3B), an area that has been implicated in the species barrier between mink and ferrets (
2). Amino acid mismatches in this region appear to also critically affect the intraspecies transmission of scrapie between different breeds of sheep or mice (
22,
43,
44) and the formation of sheep and mouse PrP-res (
6,
7,
30). Both amino acid residues 173 and 214 are part of a surface region of PrP formed by the loop between the second β-strand and the second α-helix and part of the C terminus (Fig.

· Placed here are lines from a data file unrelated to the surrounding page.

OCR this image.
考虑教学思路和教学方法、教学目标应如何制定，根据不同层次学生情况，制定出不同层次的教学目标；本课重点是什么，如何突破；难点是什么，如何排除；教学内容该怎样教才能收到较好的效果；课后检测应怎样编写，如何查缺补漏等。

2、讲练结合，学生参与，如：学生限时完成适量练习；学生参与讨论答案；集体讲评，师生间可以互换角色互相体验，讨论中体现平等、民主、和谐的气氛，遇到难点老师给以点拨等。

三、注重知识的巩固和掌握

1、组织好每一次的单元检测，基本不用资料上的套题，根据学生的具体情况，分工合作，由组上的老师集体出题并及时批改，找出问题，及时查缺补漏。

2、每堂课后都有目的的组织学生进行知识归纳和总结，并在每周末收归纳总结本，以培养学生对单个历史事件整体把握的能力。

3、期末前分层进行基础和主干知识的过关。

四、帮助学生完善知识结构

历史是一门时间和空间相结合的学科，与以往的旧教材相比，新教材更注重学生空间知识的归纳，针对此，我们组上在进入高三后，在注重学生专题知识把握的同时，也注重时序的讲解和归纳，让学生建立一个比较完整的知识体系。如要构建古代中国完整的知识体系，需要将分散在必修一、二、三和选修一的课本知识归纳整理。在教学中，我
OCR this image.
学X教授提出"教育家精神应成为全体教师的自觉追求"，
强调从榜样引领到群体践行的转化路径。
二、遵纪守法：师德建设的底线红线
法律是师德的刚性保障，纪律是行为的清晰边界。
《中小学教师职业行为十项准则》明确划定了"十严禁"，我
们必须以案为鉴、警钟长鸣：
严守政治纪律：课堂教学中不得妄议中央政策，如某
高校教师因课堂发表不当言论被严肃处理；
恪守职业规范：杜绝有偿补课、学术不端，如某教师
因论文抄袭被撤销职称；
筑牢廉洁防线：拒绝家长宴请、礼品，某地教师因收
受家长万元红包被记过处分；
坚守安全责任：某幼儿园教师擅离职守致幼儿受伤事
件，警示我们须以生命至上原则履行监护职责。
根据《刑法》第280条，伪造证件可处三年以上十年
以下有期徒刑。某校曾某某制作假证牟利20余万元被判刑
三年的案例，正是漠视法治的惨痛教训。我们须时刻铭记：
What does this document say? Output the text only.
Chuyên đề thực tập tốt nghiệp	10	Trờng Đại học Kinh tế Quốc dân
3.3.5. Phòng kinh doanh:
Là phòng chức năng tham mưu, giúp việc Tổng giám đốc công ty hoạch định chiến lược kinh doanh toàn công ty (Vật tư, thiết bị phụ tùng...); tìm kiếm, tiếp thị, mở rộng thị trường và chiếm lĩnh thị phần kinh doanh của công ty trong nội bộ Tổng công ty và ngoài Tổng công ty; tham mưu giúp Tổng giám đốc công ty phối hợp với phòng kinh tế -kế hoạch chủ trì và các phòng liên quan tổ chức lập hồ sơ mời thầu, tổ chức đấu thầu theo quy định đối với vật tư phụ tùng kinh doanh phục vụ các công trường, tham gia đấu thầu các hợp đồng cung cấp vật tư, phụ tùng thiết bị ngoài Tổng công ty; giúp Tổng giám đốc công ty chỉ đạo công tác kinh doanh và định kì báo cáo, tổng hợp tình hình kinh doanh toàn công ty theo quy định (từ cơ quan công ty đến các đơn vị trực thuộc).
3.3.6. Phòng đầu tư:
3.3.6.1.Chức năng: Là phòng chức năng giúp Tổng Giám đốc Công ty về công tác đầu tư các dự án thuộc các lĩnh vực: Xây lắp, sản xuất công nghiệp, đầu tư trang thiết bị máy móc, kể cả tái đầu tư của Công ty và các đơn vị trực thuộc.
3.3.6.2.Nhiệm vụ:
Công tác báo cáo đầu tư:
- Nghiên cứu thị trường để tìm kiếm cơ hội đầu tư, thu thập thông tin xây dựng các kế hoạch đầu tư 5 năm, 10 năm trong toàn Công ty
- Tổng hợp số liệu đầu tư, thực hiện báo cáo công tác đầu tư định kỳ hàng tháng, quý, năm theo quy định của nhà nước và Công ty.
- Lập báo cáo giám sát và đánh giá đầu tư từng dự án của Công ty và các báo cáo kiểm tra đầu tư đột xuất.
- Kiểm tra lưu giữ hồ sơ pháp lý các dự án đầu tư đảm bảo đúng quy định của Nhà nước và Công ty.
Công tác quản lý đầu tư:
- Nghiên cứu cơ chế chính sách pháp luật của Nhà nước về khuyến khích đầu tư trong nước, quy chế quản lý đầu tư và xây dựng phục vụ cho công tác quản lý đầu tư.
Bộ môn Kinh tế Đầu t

3B) that could potentially function as an initial interaction site between PrP-sen and PrP-res (residues 164 to 173 and 205 to 222) (
14). Substitutions at positions 173 (N→S) and 214 (V→I) are not expected to alter the global structure of this interaction site. However, they could possibly modify its specificity for both long-range electrostatic interactions and short-range hydrogen bonding with other proteins (
5). Interestingly, amino acid residues within this surface region (residues 167, 171, 214, and 218) have also been proposed to be involved in the binding of an as-yet-unidentified factor, protein X, hypothesized to be involved in the conversion process (
15) The identification of the protein X binding site was based on tissue culture experiments demonstrating that the expression of mouse PrP mutated at these residues could interfere with PrP-res formation. However, as shown here and by others, amino acid residues other than the proposed protein X binding residues also interfere with PrP-res formation (
12,
25,
27,
41). Additionally, cell-free conversion assays using purified PrP-res and PrP-sen have demonstrated that heterologous PrP-sen molecules bind to PrP-res in regions containing the putative protein X site, thus blocking PrP-res formation (
14). Therefore, the effect of changes at residue 214 on PrP-res formation is most likely due to direct competition between different PrP-sen molecules for a common binding site on PrP-res.